「スナイパー・ストリート バグダッド狙撃指令」(2019イラクカタール)
ジャンル戦争・ジャンルサスペンス
(あらすじ) 米軍占領下のイラク・バグダッド。ハイファ通りはアルカイダの残党による無差別な銃撃で荒廃していた。アーメッドは刑務所の拷問を密かに録画したビデオを持って、恋人をアメリカに連れて行こうとしていた。ところが彼女の家の前で狙撃兵サラームに銃撃されてしまう。
ランキング参加中です。

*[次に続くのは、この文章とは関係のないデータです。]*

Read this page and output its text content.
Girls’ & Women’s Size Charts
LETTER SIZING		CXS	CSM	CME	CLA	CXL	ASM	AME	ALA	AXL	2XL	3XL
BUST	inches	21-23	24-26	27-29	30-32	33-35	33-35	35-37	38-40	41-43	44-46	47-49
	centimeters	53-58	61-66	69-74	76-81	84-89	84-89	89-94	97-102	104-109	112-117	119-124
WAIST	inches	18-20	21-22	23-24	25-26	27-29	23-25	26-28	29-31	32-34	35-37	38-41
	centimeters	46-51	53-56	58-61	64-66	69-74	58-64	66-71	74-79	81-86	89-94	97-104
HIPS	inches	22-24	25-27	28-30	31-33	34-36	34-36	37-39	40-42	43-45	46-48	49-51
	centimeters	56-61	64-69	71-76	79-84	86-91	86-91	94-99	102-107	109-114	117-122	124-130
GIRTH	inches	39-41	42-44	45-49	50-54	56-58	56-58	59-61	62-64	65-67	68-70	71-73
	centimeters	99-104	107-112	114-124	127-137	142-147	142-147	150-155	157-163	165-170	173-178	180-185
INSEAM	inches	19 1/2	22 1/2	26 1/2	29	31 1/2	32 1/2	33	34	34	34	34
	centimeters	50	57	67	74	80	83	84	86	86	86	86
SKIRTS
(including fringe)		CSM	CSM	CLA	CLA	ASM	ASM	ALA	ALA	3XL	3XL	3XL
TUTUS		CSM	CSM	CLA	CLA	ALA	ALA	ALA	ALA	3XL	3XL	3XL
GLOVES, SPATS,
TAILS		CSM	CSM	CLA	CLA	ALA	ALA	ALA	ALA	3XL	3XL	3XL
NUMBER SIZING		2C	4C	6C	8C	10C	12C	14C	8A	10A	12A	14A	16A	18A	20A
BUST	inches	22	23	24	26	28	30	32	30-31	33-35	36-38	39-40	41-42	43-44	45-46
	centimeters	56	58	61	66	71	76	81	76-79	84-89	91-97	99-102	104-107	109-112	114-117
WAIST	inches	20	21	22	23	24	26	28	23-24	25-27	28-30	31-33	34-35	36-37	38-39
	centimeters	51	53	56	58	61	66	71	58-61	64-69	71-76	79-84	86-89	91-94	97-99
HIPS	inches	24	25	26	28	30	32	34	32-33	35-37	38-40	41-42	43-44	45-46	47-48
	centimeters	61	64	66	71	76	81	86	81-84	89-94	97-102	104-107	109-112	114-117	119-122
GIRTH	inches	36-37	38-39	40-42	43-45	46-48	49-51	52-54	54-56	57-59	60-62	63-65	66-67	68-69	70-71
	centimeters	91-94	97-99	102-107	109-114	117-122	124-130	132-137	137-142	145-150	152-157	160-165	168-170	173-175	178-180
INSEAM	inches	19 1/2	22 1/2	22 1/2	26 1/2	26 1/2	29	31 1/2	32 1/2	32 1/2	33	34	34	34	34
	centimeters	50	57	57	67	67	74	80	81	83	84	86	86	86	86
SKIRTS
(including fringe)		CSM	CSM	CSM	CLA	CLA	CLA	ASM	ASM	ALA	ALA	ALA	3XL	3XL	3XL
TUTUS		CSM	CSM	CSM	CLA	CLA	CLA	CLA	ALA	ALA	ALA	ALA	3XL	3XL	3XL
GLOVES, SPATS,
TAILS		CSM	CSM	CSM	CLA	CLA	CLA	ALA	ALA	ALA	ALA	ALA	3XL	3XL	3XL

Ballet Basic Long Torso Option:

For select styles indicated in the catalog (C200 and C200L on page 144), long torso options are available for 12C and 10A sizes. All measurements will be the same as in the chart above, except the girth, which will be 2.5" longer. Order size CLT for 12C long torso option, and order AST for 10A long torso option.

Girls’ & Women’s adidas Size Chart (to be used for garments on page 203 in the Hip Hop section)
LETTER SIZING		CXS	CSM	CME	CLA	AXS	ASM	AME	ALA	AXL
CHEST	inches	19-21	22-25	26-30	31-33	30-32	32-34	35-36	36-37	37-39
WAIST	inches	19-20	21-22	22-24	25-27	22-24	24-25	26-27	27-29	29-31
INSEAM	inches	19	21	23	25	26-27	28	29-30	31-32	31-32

よろしければポチッとお願いします!


(レビュー) 邦題だけを見るとアクション映画と勘違いされそうだが、実際には大変地味な作品である。
しかも、狙撃兵サラームの心情を解き明かすシナリオはやや舌っ足らずで、彼の目的や置かれている状況、周囲の人間関係が不明瞭なため大変難解な映画になってしまっている。ある程度、当時のバグダッドの状況を頭に入れてから観ることをお勧めする。最低限、アメリカ軍が介入したイラク紛争についての予備知識くらいは知っておいた方がいいだろう。
そんな地味で難解な映画であるが、演出自体は結構しっかりしていて見応えを感じた。
狙撃物の映画と言えば色々と思いつく。最近ではクリント・イーストウッド監督の
「アメリカン・スナイパー」(2015米)やトム・ベレンジャー主演の人気シリーズ「山猫は眠らない」、第2次世界大戦の独ソ戦を舞台にした「スターリングラード」(2000米独英アイルランド)等が思い浮かぶ。この手の作品は、緊張感みなぎるシチュエーション作りと監督の演出力。これが作品の出来を大きく左右すると言っても過言ではない。そういう意味では、本作は中々健闘していると言える。
顔にたかる蠅をまったく気にすることなく照準を定めるサラームのアップや、照準器越しにターゲット見据える一人称視点のカット、時折挿入されるヘリや銃撃戦といった臨場感をもたらす音の演出等。中々の緊張感を創り出している。
また、彼に銃撃をやめるように説得にやって来る女性キャラも、物語にアクセントをもたらすという意味では中々効果的である。一人は彼が恋焦がれている若い女性、もう一人は彼の組織のリーダーの妻と思しき女性である。彼女たちのやり取りは物語をうまく盛り上げていた。
更に、サラームが幻視する少年の姿は、全体のリアリズムを考えると少し浮いたトーンではあるものの、彼の哀愁を感じさせるという意味では実に上手い演出だと思った。おそらくその少年は彼の幼少時代の幻なのだろう。そこに彼の悲しき過去が色々と想像できる。
このようにスナイパー物としての緊張感は十分に堪能できるし、戦争の悲劇というのも真摯に発せられており、中々骨を持った作品となっている。
ただ、繰り返しになるが、サラームの心情や彼の置かれてる状況が分かりにくい面が多々あり、果たしてどれほどの観客がこの物語を完全に理解し得るだろうか…という疑問は残る。そこがもう少しクリアになれば中々の好編になっていたのではないかと惜しまれる。